LXXXIV
FROM that night on the sound of firing grew steadily more faint and the glow in the sky more dim. There were times when Lily, lying delirious in the lodge under the care of Madame Borgue, the farmer’s wife, behaved in the wildest manner. When the wind blew from the north, it carried the sound of the guns across forests and wheatfields into the park at Germigny and the barrage, no longer confused and close at hand, took on a pulsing regular throb like the beating of surf upon a beach of hard shingle. At such times Lily would sit up and talk wildly in a mixture of French and English of Mills and monsters, of cauldrons, of white hot metal that absorbed the very bodies of men. The distant rumbling was for all the world like the pounding which had enveloped Cypress Hill in the days of Lily’s youth. But Madame Borgue, knowing nothing of all this, could make no sense of the ravings of her patient.
She remained a long time ill. While she lay unconscious with the fever, Madame Gigon was buried among the beaded couronnes of the cemetery at Trilport between her obscure husband, the curator, and the father who had been ruined by his loyalty to Napoleon the Little.
It happened that on the very day of the lonely funeral, Madame de Cyon died in Paris of indigestion brought on by overeating and the loss of twenty francs at bridge, played secretly to be sure, for in those days no one played bridge in Paris. So Madame Gigon, by dying first, was cheated out of her triumphant, “I told you so!” Of course, it may have been that in another world she knew this satisfaction; for it was true that Nadine “went off just like that.”
And in early October, on the first day that Lily ventured from the lodge out upon the green terrace, she read in the Figaro that she had been decorated with the Croix de Guerre. The citation appeared in the midst of the military news.
“Shane, Madame Lily. Widow. American by birth. Decorated for valor at Germigny l’Evec during the Battle of the Marne, when she prevented a detachment of Uhlans from destroying an iron bridge of the utmost importance to our troops.”
This she read aloud to Madame Borgue. It was tiny paragraph, printed in very small black type, and it caused Lily to laugh, bitterly, mirthlessly. Letting fall the Figaro by the side of her chair, she lay back.

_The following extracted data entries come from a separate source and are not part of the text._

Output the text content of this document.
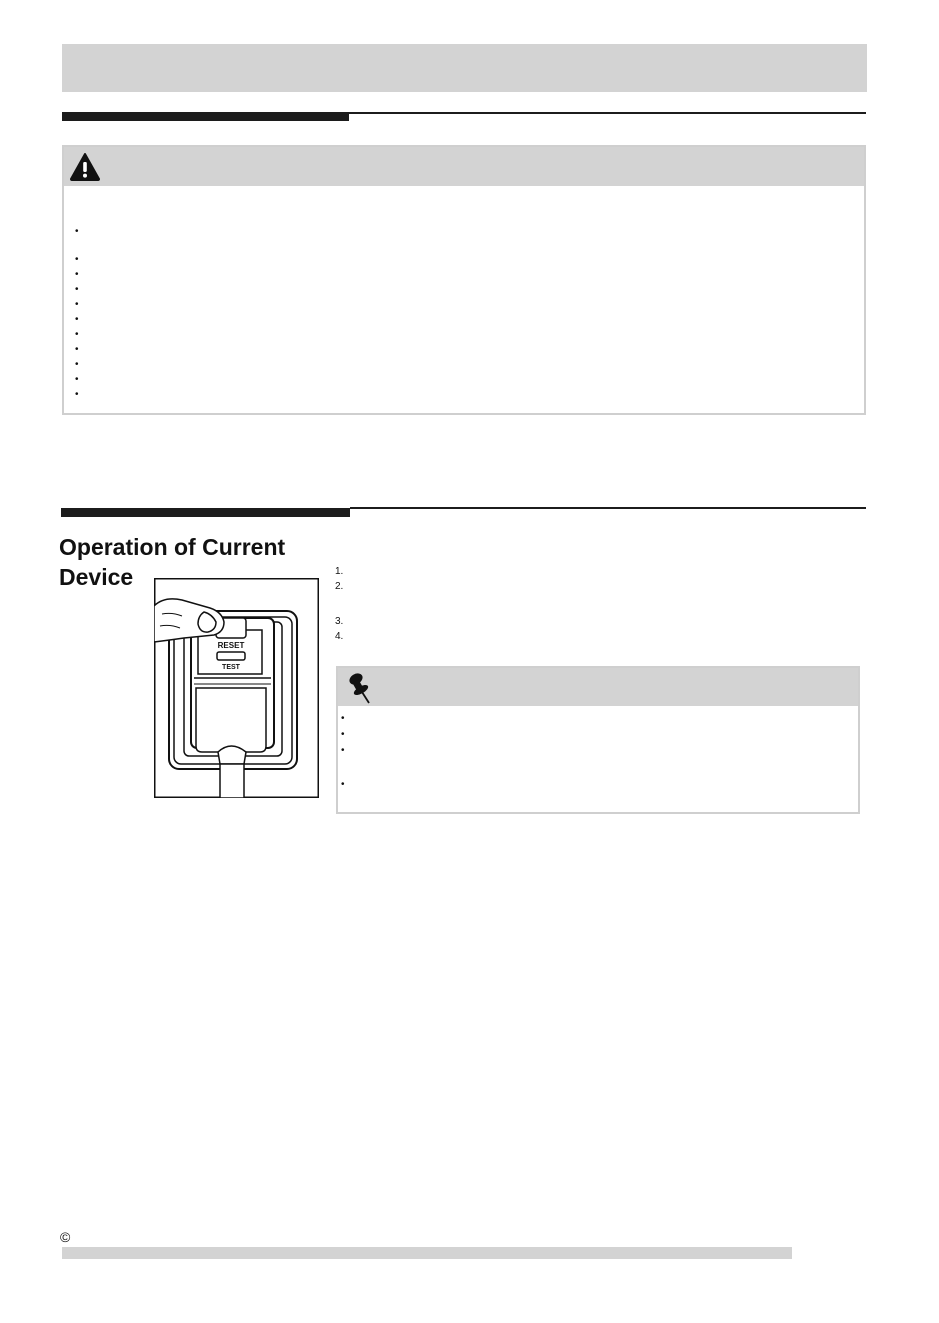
•
•
•
•
•
•
•
•
•
•
•
Operation of Current
Device
RESET
TEST
1.
2.
3.
4.
•
•
•
•
©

“As if,” she said, “I had ever thought of the bridge! As if I even knew that they were trying to destroy it!”
And when Madame Borgue, alarmed by this outburst, sought to lead her back into the house, Lily said, “I am not delirious.... Truly ... I am not. It is so absurdly funny!” And she laughed again and again.
She never knew that it was M. de Cyon who brought the affair to the attention of the Ministry of War and secured her the distinction.